Female Dark Agouti rats were anaesthetized by ketamine/xylazine/acepromazine (10/5/0.5 mg/kg i.p.). The anterior chamber was then cannulated with a 30G needle attached to a reservoir containing 0.9% NaCl. Target IOP (20-120 mmHg, 10 mmHg increments, n=4 for each IOP) was obtained by adjusting the reservoir height. After ten minutes of IOP stabilization, 2 ul of the non-endogenous glutamate transporter substrate, D-aspartate (750 uM), was injected with a Hamilton syringe into the vitreous (final concentration 50 uM), and elevated IOP maintained for a further sixty minutes (total elevation of IOP was 70 minutes). The rats were killed immediately and the retinas fixed in 2.5% glutaraldehyde for 30 minutes. Glutamate transporter function was assessed by immunohistochemical localization of D-aspartate and retinal sections cut for histological analysis. The experiment was repeated substituting the cellular hypoxia marker, Hyproxyprobe-1, for D-aspartate.

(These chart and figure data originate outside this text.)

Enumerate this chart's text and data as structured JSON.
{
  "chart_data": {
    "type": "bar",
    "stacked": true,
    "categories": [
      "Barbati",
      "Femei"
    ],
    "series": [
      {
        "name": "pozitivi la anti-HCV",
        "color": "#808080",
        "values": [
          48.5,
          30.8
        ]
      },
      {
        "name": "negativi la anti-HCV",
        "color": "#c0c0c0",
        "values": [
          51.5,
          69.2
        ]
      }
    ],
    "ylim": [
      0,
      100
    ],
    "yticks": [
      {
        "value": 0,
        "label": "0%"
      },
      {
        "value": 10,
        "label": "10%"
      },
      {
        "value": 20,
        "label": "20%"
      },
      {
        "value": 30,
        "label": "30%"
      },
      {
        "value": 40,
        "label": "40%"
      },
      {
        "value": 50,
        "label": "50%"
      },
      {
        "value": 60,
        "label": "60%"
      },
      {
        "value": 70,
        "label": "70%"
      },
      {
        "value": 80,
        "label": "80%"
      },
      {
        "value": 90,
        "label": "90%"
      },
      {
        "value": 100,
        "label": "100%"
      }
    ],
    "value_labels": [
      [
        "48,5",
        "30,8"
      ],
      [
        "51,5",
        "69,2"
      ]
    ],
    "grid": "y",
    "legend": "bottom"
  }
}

Under control conditions, D-aspartate was preferentially taken up into the glial Müller cells by GLAST (GLutamate/ASpartate Transporter). GLAST function was maintained at pressures below 70 mmHg, whereafter an observable perturbation of function was evidenced by a decreased accumulation of D-aspartate by the Müller cells. This failure of GLAST activity correlated with the appearance of positive Hypoxyprobe-labelled cells and histological damage to the retina.
Elevated IOP above 70 mmHg reduces retinal oxygen status and alters retinal glutamate transporter function. The association between IOP, hypoxia, glutamate transporter dysfunction and retinal cell death may have important implications for the pathogenesis of IOP/ischaemic related neuropathy and neuroprotective strategies.